A convolutional neural network (CNN) classification model was built on top of the U-Net with symmetric down and up samplings result for nBCC detection17,24,25 (SupplementalFigure 1 ). During the CNN training phase, 1,253 image patches with nBCC were used. The largest receptive field is 186 x 186 μm2. During training, the cross-entropy loss was used as the baseline for evaluation with 5-fold cross-validation. In addition to mitigation of imbalanced nBCC and non-nBCC classes, the focal loss was also adopted to improve the segmentation performance. As shown in Eq. (1), the focal loss is defined to down-weight easy examples and focus training on hard negatives.
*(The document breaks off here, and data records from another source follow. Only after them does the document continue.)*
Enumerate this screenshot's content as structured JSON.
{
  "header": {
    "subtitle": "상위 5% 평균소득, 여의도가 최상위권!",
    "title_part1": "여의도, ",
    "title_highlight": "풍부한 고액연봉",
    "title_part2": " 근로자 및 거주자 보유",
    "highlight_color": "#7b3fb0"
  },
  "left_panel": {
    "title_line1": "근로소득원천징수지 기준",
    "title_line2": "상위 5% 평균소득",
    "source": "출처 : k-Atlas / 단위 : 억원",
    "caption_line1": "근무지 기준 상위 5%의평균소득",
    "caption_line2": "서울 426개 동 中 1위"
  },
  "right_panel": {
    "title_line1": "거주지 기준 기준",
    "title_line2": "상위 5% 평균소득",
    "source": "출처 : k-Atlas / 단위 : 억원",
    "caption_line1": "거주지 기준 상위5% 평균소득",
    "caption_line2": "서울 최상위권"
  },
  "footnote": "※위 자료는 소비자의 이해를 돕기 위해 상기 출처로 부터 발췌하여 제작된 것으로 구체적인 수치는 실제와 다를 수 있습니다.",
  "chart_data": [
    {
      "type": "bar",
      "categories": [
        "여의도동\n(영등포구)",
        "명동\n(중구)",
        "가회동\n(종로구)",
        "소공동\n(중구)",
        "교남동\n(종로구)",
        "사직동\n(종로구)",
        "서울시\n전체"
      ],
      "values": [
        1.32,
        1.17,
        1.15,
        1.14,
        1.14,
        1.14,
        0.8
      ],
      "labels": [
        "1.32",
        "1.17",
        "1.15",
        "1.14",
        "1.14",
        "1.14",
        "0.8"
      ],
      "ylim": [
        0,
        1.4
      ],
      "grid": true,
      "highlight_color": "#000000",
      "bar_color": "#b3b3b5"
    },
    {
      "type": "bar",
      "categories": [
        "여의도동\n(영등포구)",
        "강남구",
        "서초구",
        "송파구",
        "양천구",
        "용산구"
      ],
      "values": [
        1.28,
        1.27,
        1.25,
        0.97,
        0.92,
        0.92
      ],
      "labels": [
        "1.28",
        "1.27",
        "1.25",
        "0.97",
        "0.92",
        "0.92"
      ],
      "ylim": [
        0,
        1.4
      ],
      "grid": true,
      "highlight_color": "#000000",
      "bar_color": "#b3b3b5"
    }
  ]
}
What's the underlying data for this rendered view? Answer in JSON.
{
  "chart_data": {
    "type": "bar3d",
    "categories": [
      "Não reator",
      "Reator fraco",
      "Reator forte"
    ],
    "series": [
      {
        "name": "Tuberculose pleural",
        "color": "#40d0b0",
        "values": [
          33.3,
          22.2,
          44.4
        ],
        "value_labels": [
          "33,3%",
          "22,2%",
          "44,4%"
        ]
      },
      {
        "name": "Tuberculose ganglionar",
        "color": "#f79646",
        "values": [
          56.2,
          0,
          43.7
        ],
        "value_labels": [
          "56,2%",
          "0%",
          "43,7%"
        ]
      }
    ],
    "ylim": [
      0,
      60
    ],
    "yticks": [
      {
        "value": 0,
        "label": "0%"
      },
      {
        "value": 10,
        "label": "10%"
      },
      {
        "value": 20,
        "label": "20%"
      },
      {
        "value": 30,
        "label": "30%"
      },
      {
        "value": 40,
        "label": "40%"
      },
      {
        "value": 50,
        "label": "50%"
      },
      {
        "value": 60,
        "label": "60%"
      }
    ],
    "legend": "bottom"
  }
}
The focal loss down weights easy examples with a factor of (1 − pt)γ so that the model can focus on learning the misclassified pixels24.
\(\text{FL}\left(p_{t}\right)=\ {-\alpha}_{t}\left(1-p_{t}\right)^{\gamma}log(p_{t})\)(1)
where \(\alpha_{t}\) is the weighting factor to address the class imbalance issue, γ is the focusing parameter, and \(p_{t}\) is defined in Eq. (2)].
\(p_{t}=\left\{\par \begin{matrix}p\ \ \ \ \ \ \ \ \ \ \ \ \ \ \ \ \ ,if\ y=1\\ 1-p\ \ \ \ \ \ \ \ \ \ \ \ \ ,otherwise\\ \end{matrix}\right.\ \) (2)
where p ∈ [0,1], is the model’s estimated probability for the class with y=1 (nBCC pixels). In our two-class scenario, y= -1 for non-nBCC pixel.
The focal loss was first employed to eliminate the OCT mosaic artifacts. After the segmentation model, a classification model was used to differentiate the BCC tumor nodules from other tissues.
To quantitatively evaluate the image segmentation performance, mean intersection over union
(mIOU) was used to measure the overlapping between the predicted and annotated image pixels.
In addition to image segmentation, a classification model was built on top of the U-Net result for nBCC detection of the excised tissues. The post-segmentation image erosion process was applied to
reduce the fragmented dusty pixels. In addition, a voting strategy was adopted on the outputs of the U-Net patches by partitioning each of the 512x512-pixel patches to 128x128-pixel patches for both hard and soft votings. As a result, 22,386 small patches were generated for training, and among them, 10,193 small patches have nBCC pixels. Resnet18 was used as the classification model. And 5-fold cross-validation was applied.